* * Anonymous Doc

Sunday, December 12, 2010

We need a national initiative to educate people as far as what it means to choose between full code and DNR status (do not resuscitate).

The truth is, it's a messed up question. No one wants to tell a doctor to let their loved one die. And very few doctors are even asking the question until we're at a point when we think the patient should be DNR no matter what the family says.

But somehow-- and I assume it's through the popular culture and what we see on TV and in the movies-- it has percolated through the patient population that there are gradients of care, and that it's meaningful to say things like:

"No heroic measures"


"She wouldn't want to live like a vegetable"


"Do CPR, but no paddles, no breathing tubes"


"Paddles are fine, but that's it"

These are not answers. And unless someone has watched a code happen, I don't know how we can expect them to know these are not answers. It's not a continuum. It's yes or no. Maybe we wish it wasn't, but in practice it is.

We're not intubating someone because we want to. We're intubating because we have to clear the airway. We don't know if CPR is going to work. We don't know how much function will be lost. Once we start, we're going for it. There's no point where you can reasonably stop and say, hey, the scale has tipped, at this moment we've found the spot on the gradient that matches the family's wishes, and we should stop.

It doesn't work like that.

I think there's a fear that no code means no care, and being DNR means you're signing an order to die. I think patients don't realize that when your heart stops, that's really bad news. People in good health, who are doing well, don't normally have their heart stop. They just don't. DNR status doesn't come into play when someone comes into the hospital with the flu, or a broken leg. DNR status comes into play when someone is dying, regardless of what we do.

So on the one hand, I feel like patients underestimate what it means to have a code event. But on the other hand, I feel like they overestimate what we're likely to accomplish in the event of a code. Much of the time, the patient is going to die anyway. And in most cases when they don't, they will not come back to the same level of function they had before. Nursing home care, loss of brain function, all that fun stuff that people don't actually want to happen, but are quite likely to.

And, yeah, it's probably better to regret coding someone instead of regretting not coding-- but the point shouldn't be to minimize possible regret.

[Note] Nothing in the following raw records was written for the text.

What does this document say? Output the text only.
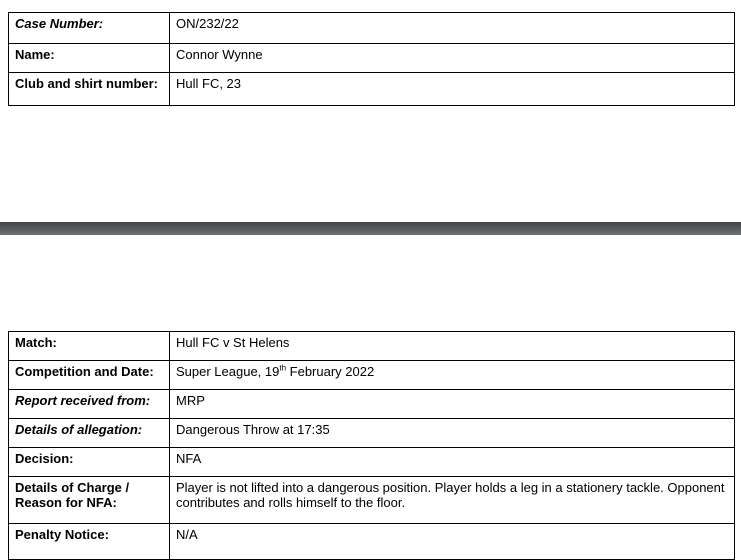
Case Number:	ON/232/22
Name:	Connor Wynne
Club and shirt number:	Hull FC, 23
Match:	Hull FC v St Helens
Competition and Date:	Super League, 19th February 2022
Report received from:	MRP
Details of allegation:	Dangerous Throw at 17:35
Decision:	NFA
Details of Charge / Reason for NFA:	Player is not lifted into a dangerous position. Player holds a leg in a stationery tackle. Opponent contributes and rolls himself to the floor.
Penalty Notice:	N/A
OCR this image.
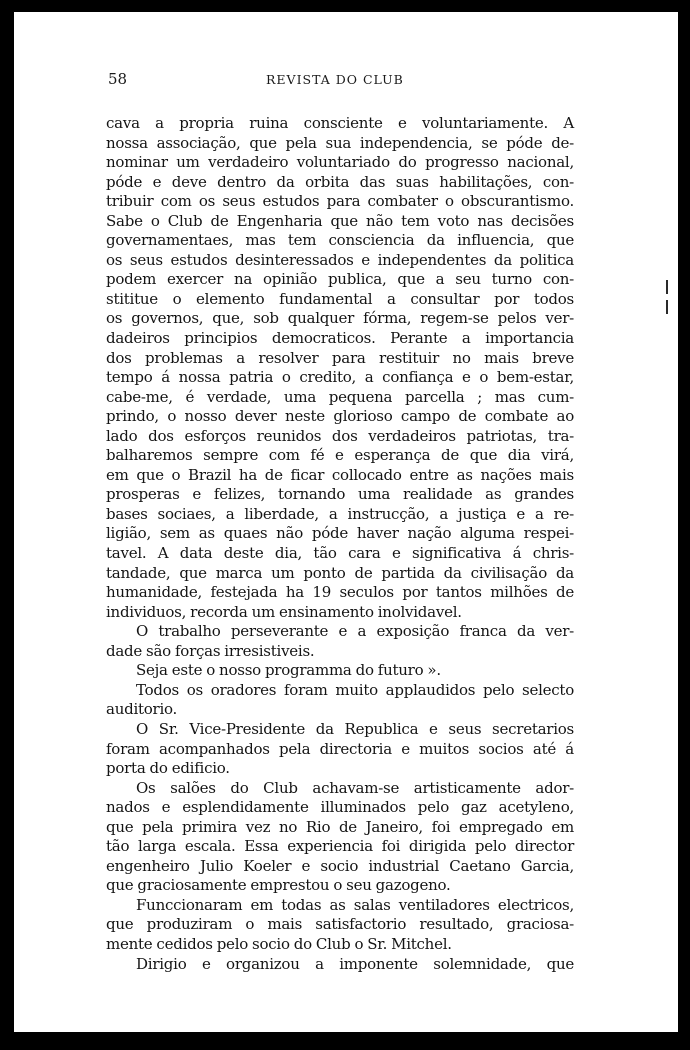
58	REVISTA DO CLUB
cava a propria ruina consciente e voluntariamente. A
nossa associação, que pela sua independencia, se póde de-
nominar um verdadeiro voluntariado do progresso nacional,
póde e deve dentro da orbita das suas habilitações, con-
tribuir com os seus estudos para combater o obscurantismo.
Sabe o Club de Engenharia que não tem voto nas decisões
governamentaes, mas tem consciencia da influencia, que
os seus estudos desinteressados e independentes da politica
podem exercer na opinião publica, que a seu turno con-
stititue o elemento fundamental a consultar por todos
os governos, que, sob qualquer fórma, regem-se pelos ver-
dadeiros principios democraticos. Perante a importancia
dos problemas a resolver para restituir no mais breve
tempo á nossa patria o credito, a confiança e o bem-estar,
cabe-me, é verdade, uma pequena parcella ; mas cum-
prindo, o nosso dever neste glorioso campo de combate ao
lado dos esforços reunidos dos verdadeiros patriotas, tra-
balharemos sempre com fé e esperança de que dia virá,
em que o Brazil ha de ficar collocado entre as nações mais
prosperas e felizes, tornando uma realidade as grandes
bases sociaes, a liberdade, a instrucção, a justiça e a re-
ligião, sem as quaes não póde haver nação alguma respei-
tavel. A data deste dia, tão cara e significativa á chris-
tandade, que marca um ponto de partida da civilisação da
humanidade, festejada ha 19 seculos por tantos milhões de
individuos, recorda um ensinamento inolvidavel.
O trabalho perseverante e a exposição franca da ver-
dade são forças irresistiveis.
Seja este o nosso programma do futuro ».
Todos os oradores foram muito applaudidos pelo selecto
auditorio.
O Sr. Vice-Presidente da Republica e seus secretarios
foram acompanhados pela directoria e muitos socios até á
porta do edificio.
Os salões do Club achavam-se artisticamente ador-
nados e esplendidamente illuminados pelo gaz acetyleno,
que pela primira vez no Rio de Janeiro, foi empregado em
tão larga escala. Essa experiencia foi dirigida pelo director
engenheiro Julio Koeler e socio industrial Caetano Garcia,
que graciosamente emprestou o seu gazogeno.
Funccionaram em todas as salas ventiladores electricos,
que produziram o mais satisfactorio resultado, graciosa-
mente cedidos pelo socio do Club o Sr. Mitchel.
Dirigio e organizou a imponente solemnidade, que
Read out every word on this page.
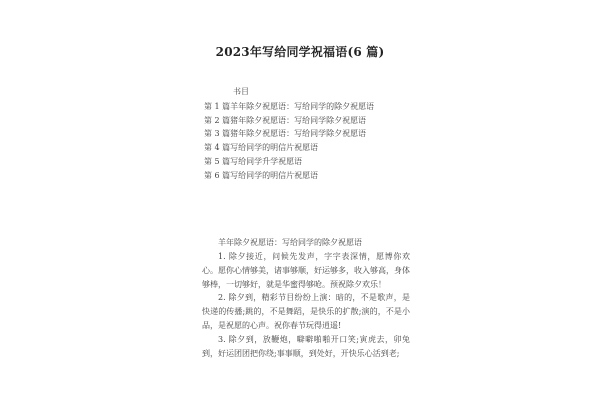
2023年写给同学祝福语(6 篇)
书目
第 1 篇羊年除夕祝愿语：写给同学的除夕祝愿语
第 2 篇猪年除夕祝愿语：写给同学除夕祝愿语
第 3 篇猪年除夕祝愿语：写给同学除夕祝愿语
第 4 篇写给同学的明信片祝愿语
第 5 篇写给同学升学祝愿语
第 6 篇写给同学的明信片祝愿语
羊年除夕祝愿语：写给同学的除夕祝愿语

1. 除夕接近，问候先发声，字字表深情，愿博你欢心。愿你心情够美，诸事够顺，好运够多，收入够高，身体够棒，一切够好，就是华蜜得够呛。预祝除夕欢乐！

2. 除夕到，精彩节目纷纷上演：暗的，不是歌声，是快递的传播;跳的，不是舞蹈，是快乐的扩散;演的，不是小品，是祝愿的心声。祝你春节玩得逍遥!

3. 除夕到，放鞭炮，噼噼啪啪开口笑;寅虎去，卯兔到，好运团团把你绕;事事顺，到处好，开快乐心活到老;
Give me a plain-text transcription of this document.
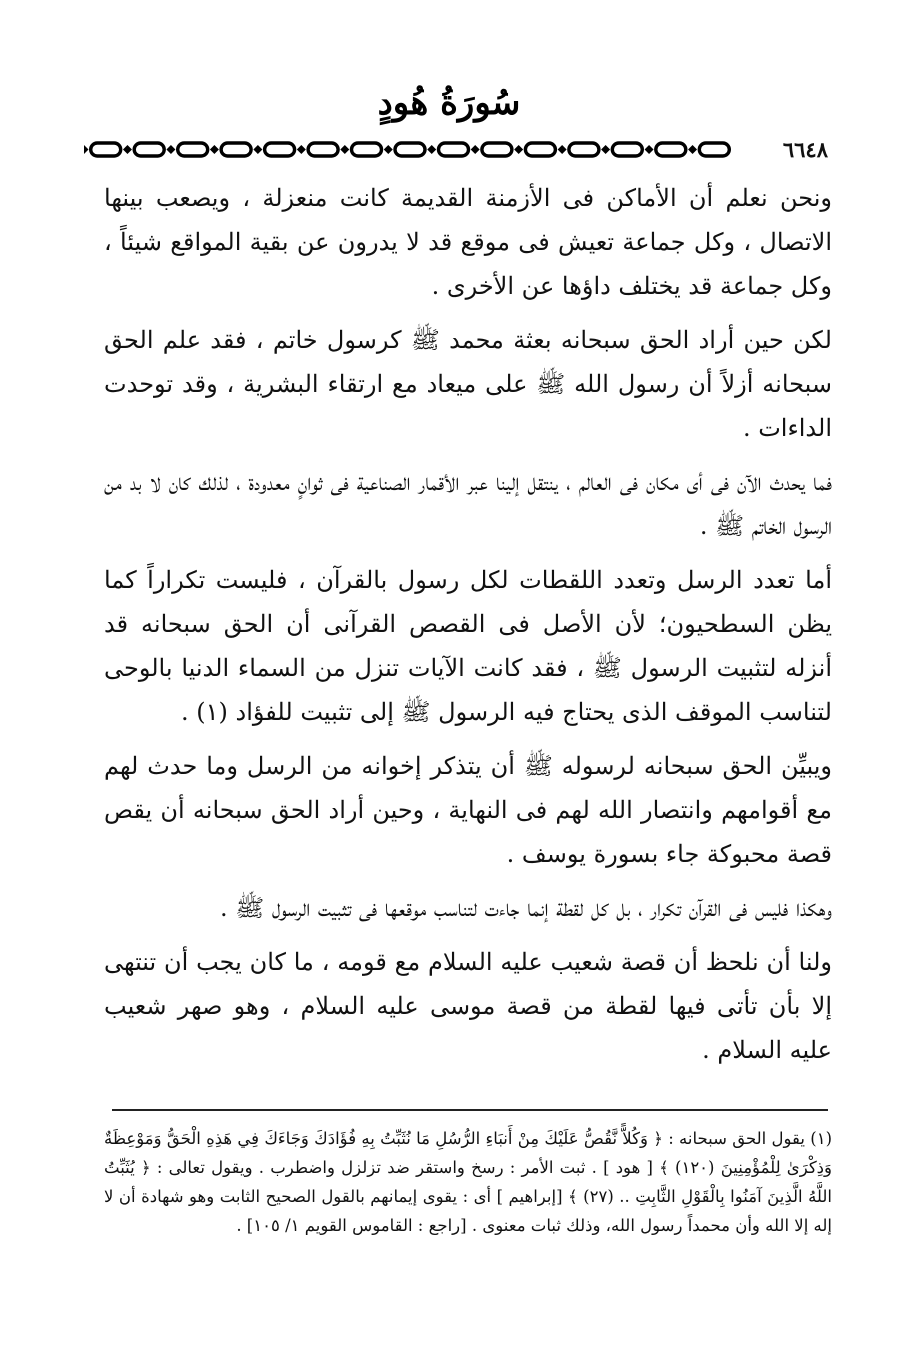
سُورَةُ هُودٍ
٦٦٤٨

ونحن نعلم أن الأماكن فى الأزمنة القديمة كانت منعزلة ، ويصعب بينها الاتصال ، وكل جماعة تعيش فى موقع قد لا يدرون عن بقية المواقع شيئاً ، وكل جماعة قد يختلف داؤها عن الأخرى .

لكن حين أراد الحق سبحانه بعثة محمد ﷺ كرسول خاتم ، فقد علم الحق سبحانه أزلاً أن رسول الله ﷺ على ميعاد مع ارتقاء البشرية ، وقد توحدت الداءات .

فما يحدث الآن فى أى مكان فى العالم ، ينتقل إلينا عبر الأقمار الصناعية فى ثوانٍ معدودة ، لذلك كان لا بد من الرسول الخاتم ﷺ .

أما تعدد الرسل وتعدد اللقطات لكل رسول بالقرآن ، فليست تكراراً كما يظن السطحيون؛ لأن الأصل فى القصص القرآنى أن الحق سبحانه قد أنزله لتثبيت الرسول ﷺ ، فقد كانت الآيات تنزل من السماء الدنيا بالوحى لتناسب الموقف الذى يحتاج فيه الرسول ﷺ إلى تثبيت للفؤاد (١) .

ويبيِّن الحق سبحانه لرسوله ﷺ أن يتذكر إخوانه من الرسل وما حدث لهم مع أقوامهم وانتصار الله لهم فى النهاية ، وحين أراد الحق سبحانه أن يقص قصة محبوكة جاء بسورة يوسف .

وهكذا فليس فى القرآن تكرار ، بل كل لقطة إنما جاءت لتناسب موقعها فى تثبيت الرسول ﷺ .

ولنا أن نلحظ أن قصة شعيب عليه السلام مع قومه ، ما كان يجب أن تنتهى إلا بأن تأتى فيها لقطة من قصة موسى عليه السلام ، وهو صهر شعيب عليه السلام .

(١) يقول الحق سبحانه : ﴿ وَكُلاًّ نَّقُصُّ عَلَيْكَ مِنْ أَنبَاءِ الرُّسُلِ مَا نُثَبِّتُ بِهِ فُؤَادَكَ وَجَاءَكَ فِي هَذِهِ الْحَقُّ وَمَوْعِظَةٌ وَذِكْرَىٰ لِلْمُؤْمِنِينَ (١٢٠) ﴾ [ هود ] . ثبت الأمر : رسخ واستقر ضد تزلزل واضطرب . ويقول تعالى : ﴿ يُثَبِّتُ اللَّهُ الَّذِينَ آمَنُوا بِالْقَوْلِ الثَّابِتِ .. (٢٧) ﴾ [إبراهيم ] أى : يقوى إيمانهم بالقول الصحيح الثابت وهو شهادة أن لا إله إلا الله وأن محمداً رسول الله، وذلك ثبات معنوى . [راجع : القاموس القويم ١/ ١٠٥] .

The point should be to figure out the patient's wishes and what they want to happen.

This is not a rant against full code. I absolutely want to be full code. Hopefully for a long, long, long time. I'm healthy, my odds are probably as good as they can be in these kinds of situations. But if I'm frail and demented, have virtually no quality of life anyway, no hope to recover to any sort of quality state, then I don't want to be coded.

And the silly part is that we go through pains to ask patients or their families what they want, we try to talk them through the options, we try to make them understand what they're choosing between... and then we do what we think we should do anyway.

I don't mean to be flippant about that. I haven't seen anyone truly subvert a family's wishes-- if you insist full code, if you are clear and definitive about it, you're getting the full code, I have no reason to think anyone is going to fight that. But if you think you're somewhere on the continuum, and you've given us some wishy-washy answer about no vegetable, yes paddles, no breathing tube, like it's a menu of lifesaving options you're choosing from, and your father is 103 and doesn't know who he is, then the attending is probably going to do a slow code, and basically just go through the motions.

But the real solution should be education. And I don't know how to make that happen. There are so many things so many patients need to be educated about-- nutrition, preventive screenings, when to go to a hospital and when not to, etc-- but this is a reasonably important one.


  1. I could be wrong, but wasn't the idea of educating people about end-of-life issues (like DNRs) originally part of the health-care reform package? That is, until our friend Ms. Palin made here ridiculous comments about "death panels" and got everyone in a tizzy? So now, instead of people facing the facts, everyone continues to try and navigate this mess with their heads firmly planted in the sand and their tail feathers exposed for all too see.

  2. Thanks for this piece. I am responsible for a very old relative who has signed DNR papers and this helps me better understand all that. I am still not completely sure, however, what to do in the event of a serious accident at home or a prolonged period of discomfort. If you can shed some light on these areas, it would be a great help to me and I am sure many others. I try to imagine what I would want done if I were her, but this does not always provide compete answers to all possible scenarios.

  3. If your relative is having what appears to be a medical issue you should still take her to the Emergency Room or The Doctor. Being a DNR does not mean she won't be cared for by all means possible. Let's say she had a perforated ulcer that was causing her stomach pain, then the Doctors would probably still do an operation on her to fix it (after factoring in her other comorbidities and assessing whether she is a good surgical candidate). The only difference is that if her heart were to stop (so she's dead), nobody would do CPR/Shock her with paddles/Give lots of drugs to try and restart it and bring her back. In all honesty if her condition(s) proceed to the point her heart stops - it's probably going to be better that way. Many times in this situation if someone codes, and then they're successfully resuscitated the end up in the ICU with all sorts of tubes coming out of them before their heart ultimately stops again.